Space-Junk, and the High Cost of Caprice

After more than half a century, humankind is making ready to return to the moon. As Apollo did for nationalism and scientific advancement in the late 1960s, so Artemis shall attempt to do for globalism and progressive ideology in the 2020s.

NASA’s website introduces Project Artemis thus: “With Artemis missions, NASA will land the first woman and first person of color on the Moon …” That an agency ostensibly dedicated to hard science should so garishly adorn itself in the raiments of tribalism seems questionable.

Nevertheless, NASA is working up Artemis’s itinerary and load manifests in preparation for a 2024 blast-off atop a new Space Launch System rocket. Freed of hassles the likes of objectivity and pragmatism, mission planners intend to provision Artemis with surfeits of sentimentality, nostalgia, and whimsy.

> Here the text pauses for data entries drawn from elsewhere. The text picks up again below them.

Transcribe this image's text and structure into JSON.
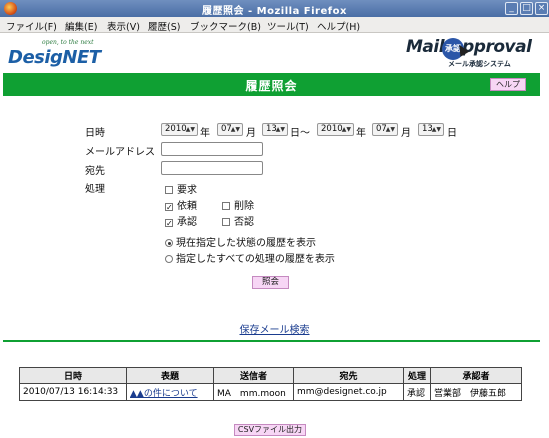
{
  "window": {
    "title": "履歴照会 - Mozilla Firefox",
    "controls": [
      "_",
      "□",
      "×"
    ]
  },
  "menubar": {
    "items": [
      {
        "label": "ファイル(F)"
      },
      {
        "label": "編集(E)"
      },
      {
        "label": "表示(V)"
      },
      {
        "label": "履歴(S)"
      },
      {
        "label": "ブックマーク(B)"
      },
      {
        "label": "ツール(T)"
      },
      {
        "label": "ヘルプ(H)"
      }
    ]
  },
  "header": {
    "left_logo_tagline": "open, to the next",
    "left_logo_name": "DesigNET",
    "right_logo_name": "Mail Approval",
    "right_logo_stamp": "承認",
    "right_logo_sub": "メール承認システム"
  },
  "page": {
    "title": "履歴照会",
    "help_label": "ヘルプ"
  },
  "form": {
    "datetime_label": "日時",
    "from": {
      "year": "2010",
      "month": "07",
      "day": "13"
    },
    "to": {
      "year": "2010",
      "month": "07",
      "day": "13"
    },
    "unit_year": "年",
    "unit_month": "月",
    "unit_day_range": "日～",
    "unit_day": "日",
    "mail_address_label": "メールアドレス",
    "mail_address_value": "",
    "recipient_label": "宛先",
    "recipient_value": "",
    "process_label": "処理",
    "checks": {
      "request": {
        "label": "要求",
        "checked": false
      },
      "asked": {
        "label": "依頼",
        "checked": true
      },
      "delete": {
        "label": "削除",
        "checked": false
      },
      "approve": {
        "label": "承認",
        "checked": true
      },
      "reject": {
        "label": "否認",
        "checked": false
      }
    },
    "radio_current": "現在指定した状態の履歴を表示",
    "radio_all": "指定したすべての処理の履歴を表示",
    "radio_selected": "current",
    "query_button": "照会"
  },
  "saved_search_link": "保存メール検索",
  "results": {
    "headers": [
      "日時",
      "表題",
      "送信者",
      "宛先",
      "処理",
      "承認者"
    ],
    "rows": [
      [
        "2010/07/13 16:14:33",
        "▲▲の件について",
        "MA　mm.moon",
        "mm@designet.co.jp",
        "承認",
        "営業部　伊藤五郎"
      ]
    ]
  },
  "csv_button": "CSVファイル出力",
  "colors": {
    "accent_green": "#0fa033",
    "button_pink": "#f7d6f5",
    "link_blue": "#1a3c8f"
  }
}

In addition to prosaic requisites such as air, food, water, and fuel, Artemis’s Orion spacecraft will carry a host of symbolic trinkets moonward. These include: Girl Scout badges, LEGO figurines, digitized student essays, tree seeds, a pen nib with which Charles M. Schulz drew Peanuts cartoons, a Shaun the Sheep hand-puppet (Shaun the Sheep is a character from the popular Wallace and Gromit animation series), pebbles from the Dead Sea, as well as an assortment of flags, pins, and multicultural chachkies. In all, Artemis’s Official Flight Kit will contain approximately 120-pounds of mementos.

Explorers and pioneers have always festooned their persons and vessels with apotropaic items—tokens, talismans, charms—by which to bolster their courage in the face of the unknown, and remind them of the homes and loved ones they left behind at the call of adventure’s command. Space, however, is an altogether different, lethally dangerous, direly expensive frontier.

It costs $27,000 to transport one-pound of cargo from the Earth’s surface to orbit. Ergo, the 120-pounds of saccharine frivolities going aloft on the first Artemis mission will cost U.S. taxpayers a cool $3.24-million. Viewed against the $16.4-billion price-tag of the first four Artemis missions, a few million dollars may seem insignificant. What’s more, it speaks to a worrying willingness to prioritize perception and feelings over facts and necessities.

Shackleton, in 1916, would happily have traded his immortal soul for another 120-pounds of salt-port. Lovell, in 1970, would have done likewise for another 120-pounds of liquid oxygen. Whether or not Artemis’s crew finds itself wishing mirth were breathable, or LEGOs edible remains to be seen.